Cole’s complaint made its way through the Home Office to the governor of Pentonville Prison, who responded promptly, in equally civil language and with empathy. After noting that indeed one of the major streets bordering the prison, Market Street, now contained several empty houses, he stated, “I do not think that the carrying out of executions here causes the difficulty in letting apartments, at least to any appreciable extent. The fact of a prison in itself being in a particular spot is bound to cause the neighborhood to be looked on as undesirable—However this agitation has been going on ever since executions were commenced in 1902.”
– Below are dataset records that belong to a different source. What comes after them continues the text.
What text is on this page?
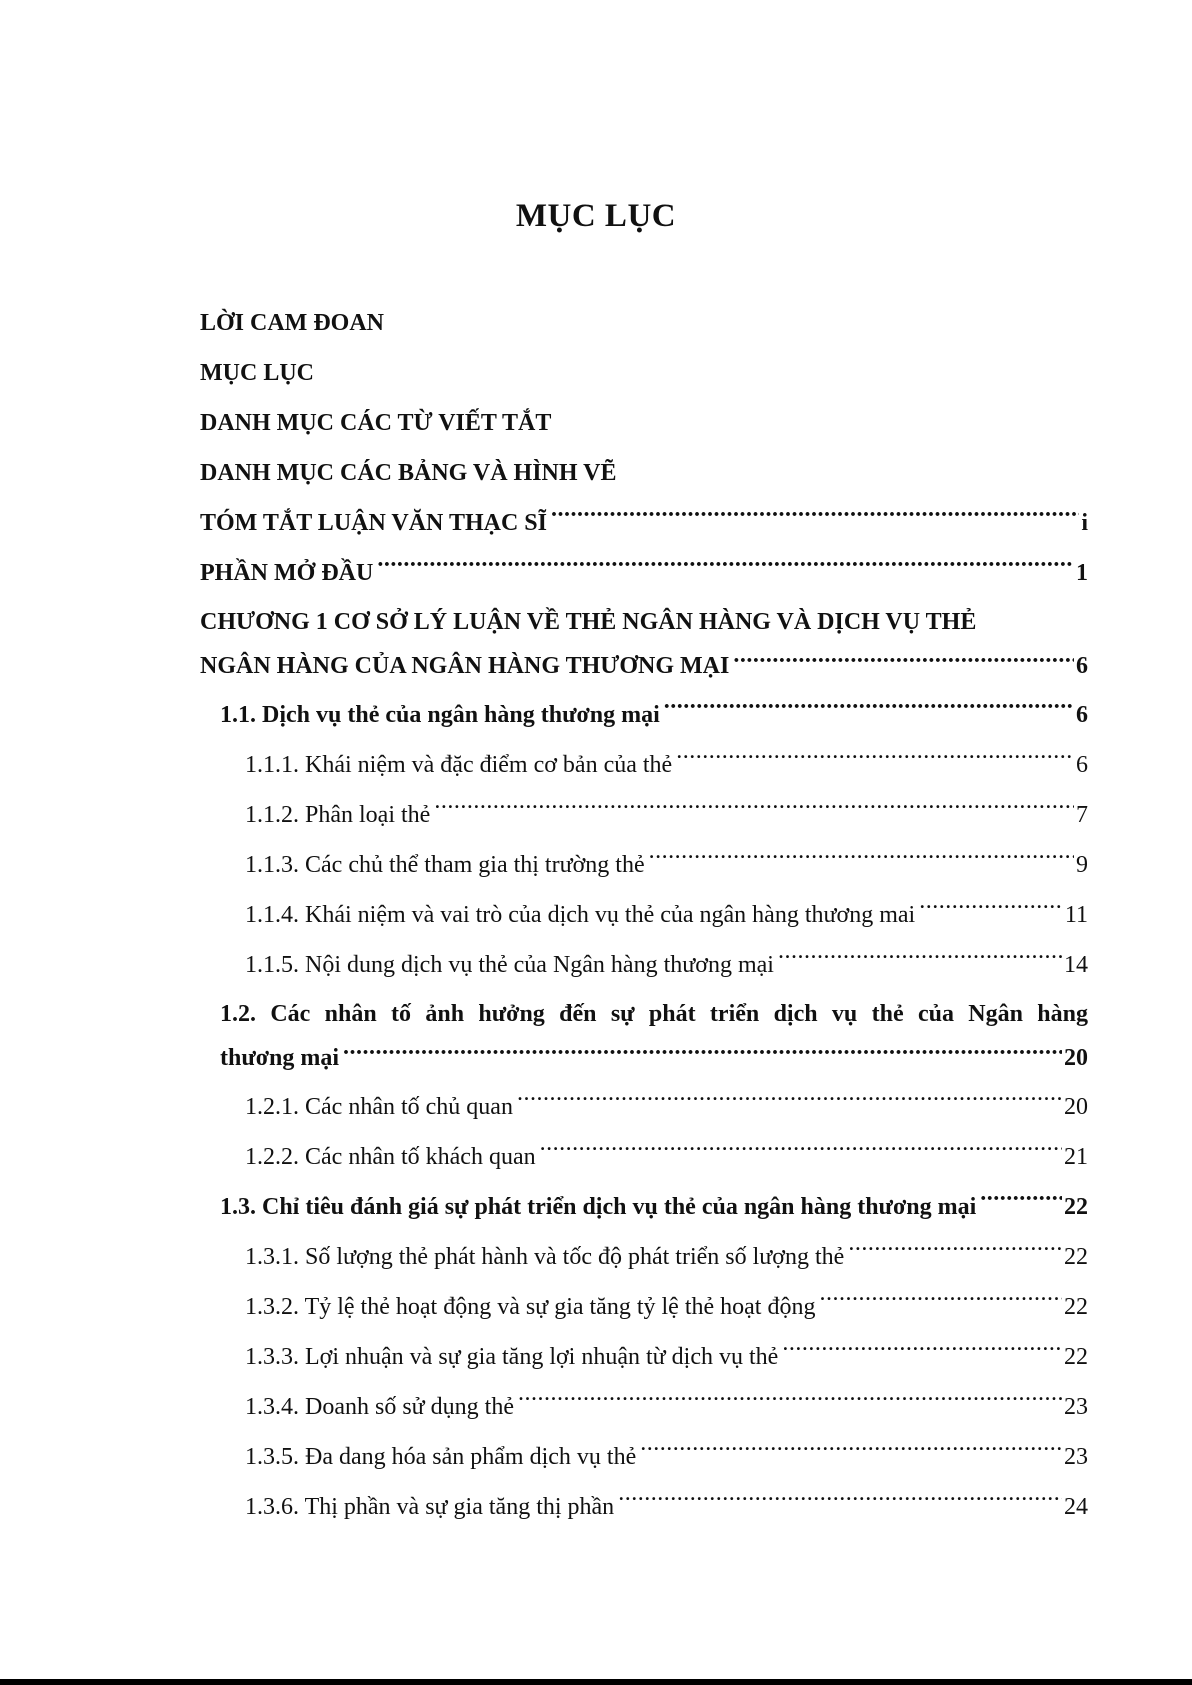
MỤC LỤC
LỜI CAM ĐOAN
MỤC LỤC
DANH MỤC CÁC TỪ VIẾT TẮT
DANH MỤC CÁC BẢNG VÀ HÌNH VẼ
TÓM TẮT LUẬN VĂN THẠC SĨ .....	i
PHẦN MỞ ĐẦU .....	1
CHƯƠNG 1 CƠ SỞ LÝ LUẬN VỀ THẺ NGÂN HÀNG VÀ DỊCH VỤ THẺ
NGÂN HÀNG CỦA NGÂN HÀNG THƯƠNG MẠI .....	6
1.1. Dịch vụ thẻ của ngân hàng thương mại .....	6
1.1.1. Khái niệm và đặc điểm cơ bản của thẻ .....	6
1.1.2. Phân loại thẻ .....	7
1.1.3. Các chủ thể tham gia thị trường thẻ .....	9
1.1.4. Khái niệm và vai trò của dịch vụ thẻ của ngân hàng thương mai .....	11
1.1.5. Nội dung dịch vụ thẻ của Ngân hàng thương mại .....	14
1.2. Các nhân tố ảnh hưởng đến sự phát triển dịch vụ thẻ của Ngân hàng
thương mại .....	20
1.2.1. Các nhân tố chủ quan .....	20
1.2.2. Các nhân tố khách quan .....	21
1.3. Chỉ tiêu đánh giá sự phát triển dịch vụ thẻ của ngân hàng thương mại .....	22
1.3.1. Số lượng thẻ phát hành và tốc độ phát triển số lượng thẻ .....	22
1.3.2. Tỷ lệ thẻ hoạt động và sự gia tăng tỷ lệ thẻ hoạt động .....	22
1.3.3. Lợi nhuận và sự gia tăng lợi nhuận từ dịch vụ thẻ .....	22
1.3.4. Doanh số sử dụng thẻ .....	23
1.3.5. Đa dang hóa sản phẩm dịch vụ thẻ .....	23
1.3.6. Thị phần và sự gia tăng thị phần .....	24
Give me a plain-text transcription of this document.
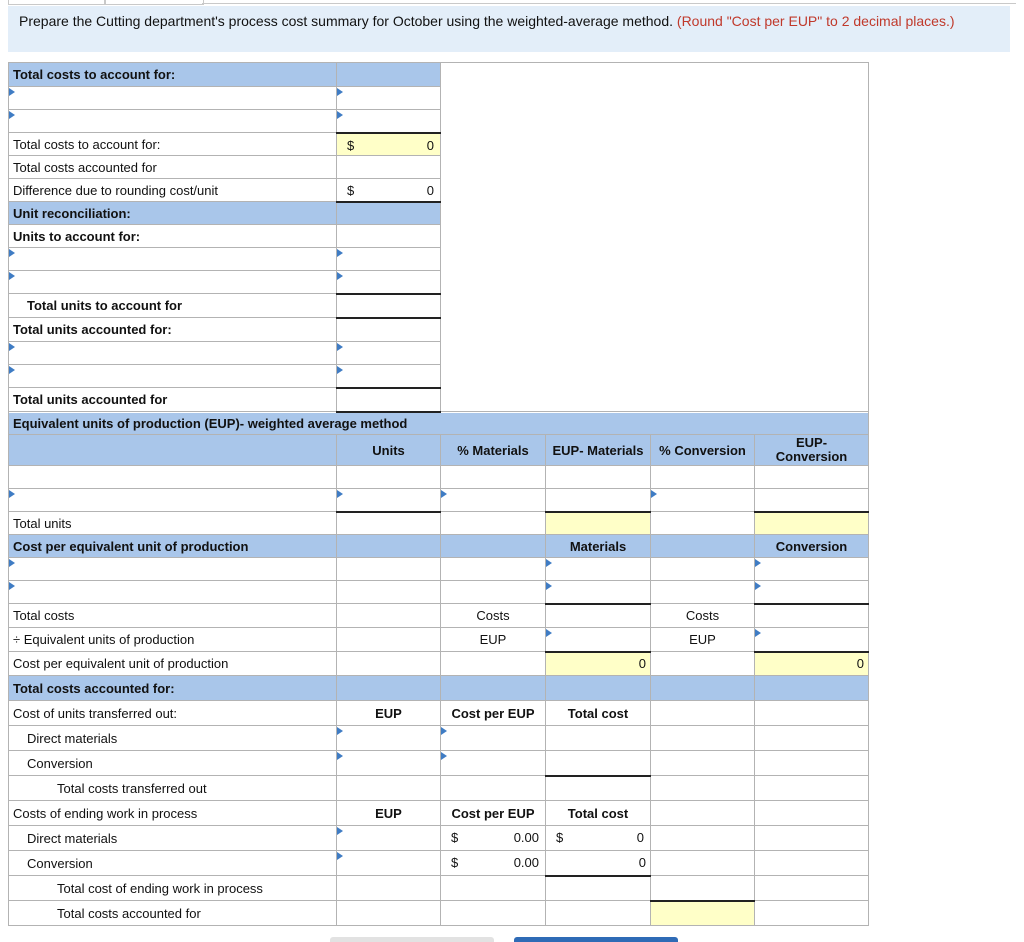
Prepare the Cutting department's process cost summary for October using the weighted-average method. (Round "Cost per EUP" to 2 decimal places.)
Total costs to account for:					

Total costs to account for:	$ 0				

Total costs accounted for					
Difference due to rounding cost/unit	$ 0				

Unit reconciliation:					
Units to account for:					

Total units to account for					
Total units accounted for:					

Total units accounted for					
Equivalent units of production (EUP)- weighted average method					
	Units	% Materials	EUP- Materials	% Conversion	EUP- Conversion

Total units					
Cost per equivalent unit of production			Materials		Conversion

Total costs		Costs		Costs	
÷ Equivalent units of production		EUP		EUP	

Cost per equivalent unit of production			0		0
Total costs accounted for:					
Cost of units transferred out:	EUP	Cost per EUP	Total cost		
Direct materials	

Conversion	

Total costs transferred out					
Costs of ending work in process	EUP	Cost per EUP	Total cost		
Direct materials		$ 0.00	$ 0		

Conversion		$ 0.00	0		
Total cost of ending work in process					
Total costs accounted for					
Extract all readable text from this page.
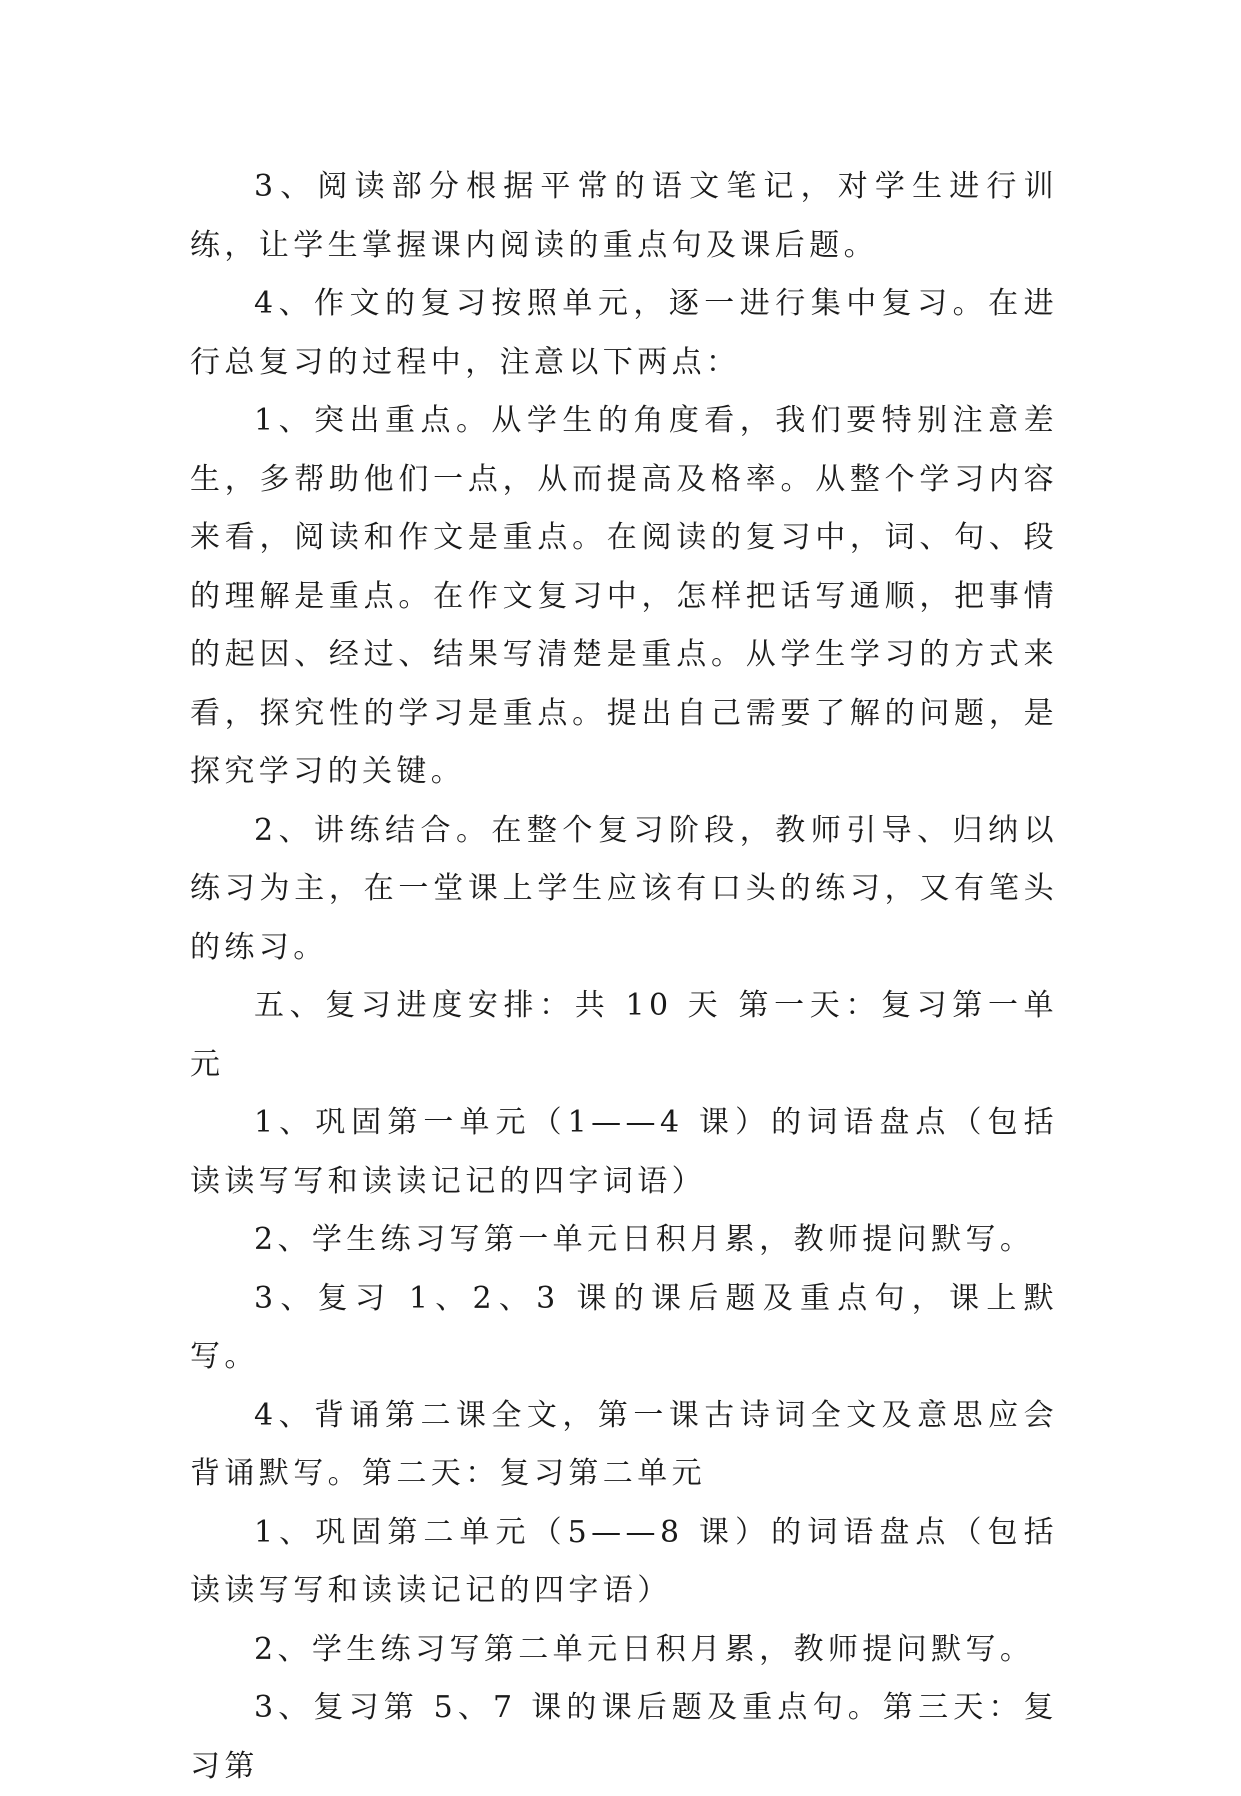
3、阅读部分根据平常的语文笔记，对学生进行训练，让学生掌握课内阅读的重点句及课后题。

4、作文的复习按照单元，逐一进行集中复习。在进行总复习的过程中，注意以下两点：

1、突出重点。从学生的角度看，我们要特别注意差生，多帮助他们一点，从而提高及格率。从整个学习内容来看，阅读和作文是重点。在阅读的复习中，词、句、段的理解是重点。在作文复习中，怎样把话写通顺，把事情的起因、经过、结果写清楚是重点。从学生学习的方式来看，探究性的学习是重点。提出自己需要了解的问题，是探究学习的关键。

2、讲练结合。在整个复习阶段，教师引导、归纳以练习为主，在一堂课上学生应该有口头的练习，又有笔头的练习。

五、复习进度安排：共 10 天 第一天：复习第一单元

1、巩固第一单元（1——4 课）的词语盘点（包括读读写写和读读记记的四字词语）

2、学生练习写第一单元日积月累，教师提问默写。

3、复习 1、2、3 课的课后题及重点句，课上默写。

4、背诵第二课全文，第一课古诗词全文及意思应会背诵默写。第二天：复习第二单元

1、巩固第二单元（5——8 课）的词语盘点（包括读读写写和读读记记的四字语）

2、学生练习写第二单元日积月累，教师提问默写。

3、复习第 5、7 课的课后题及重点句。第三天：复习第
But he argued that the prison was not the sole cause of neighborhood decay. Landlords were charging excessive rents, and “trams and tubes also tend to make the better class working people move farther away.” Another problem was “the numbers of rats which I am informed infest the houses there.” Decline clearly had occurred, he wrote. “I have observed that the people who reside in Market Street are not of as good a class as they were a few years ago. In fact every time places are to let they appear to be taken by people not so well off as those who lived there before them and so moves are more frequent.”